MALBA VARJÃO

BREVE REFLEXÃO: O PODER DE UM ABRAÇO

Imagem de Moilanen, por Pixabay

A distância ocasional de pessoas a quem amamos nos faz sonhar e até prever que o primeiro ato do reencontro seja a emoção de um forte e caloroso abraço seguido de um beijo na face e aperto de mãos, cujo significado é carinho, ternura e pura felicidade.

Alcançar o “ser feliz” depende em muito da capacidade de o indivíduo receber e principalmente dar, ou devolver, sua parcela de amor. Estamos em um momento difícil para todos, onde privados de contato físico e até presenciais, podemos sofrer danos emocionais.
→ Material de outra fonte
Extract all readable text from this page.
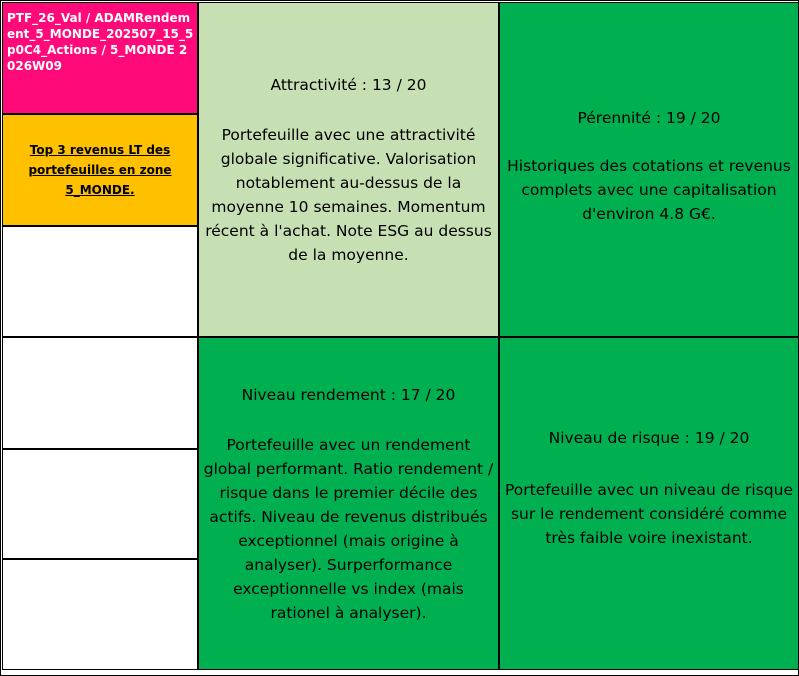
PTF_26_Val / ADAMRendement_5_MONDE_202507_15_5p0C4_Actions / 5_MONDE 2026W09
Top 3 revenus LT des portefeuilles en zone 5_MONDE.
Attractivité : 13 / 20
Portefeuille avec une attractivité globale significative. Valorisation notablement au-dessus de la moyenne 10 semaines. Momentum récent à l'achat. Note ESG au dessus de la moyenne.
Pérennité : 19 / 20
Historiques des cotations et revenus complets avec une capitalisation d'environ 4.8 G€.
Niveau rendement : 17 / 20
Portefeuille avec un rendement global performant. Ratio rendement / risque dans le premier décile des actifs. Niveau de revenus distribués exceptionnel (mais origine à analyser). Surperformance exceptionnelle vs index (mais rationel à analyser).
Niveau de risque : 19 / 20
Portefeuille avec un niveau de risque sur le rendement considéré comme très faible voire inexistant.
Tais danos, muitas vezes decorrentes de fatores externos, que provocam medo, perturbação, desespero, pensamentos negativos e situações conflitantes como raiva, ansiedade, depressão, ira, pânico e insônia. São resultado de pensamentos negativos frequentes, que têm o poder de nos irritar, criando emoções, fantasias e até opiniões que provocam mal-estar mental e físico.

Diálogos internos – ou conflitos – provocados por esses pensamentos causam impacto em nossas emoções e acabam por gerar pensamentos catastróficos, que são responsáveis por surtos emocionais. Mas esses surtos, guardadas as proporções, podem até ser minimizados ou curados com o gesto simples e muito significativo de um abraço.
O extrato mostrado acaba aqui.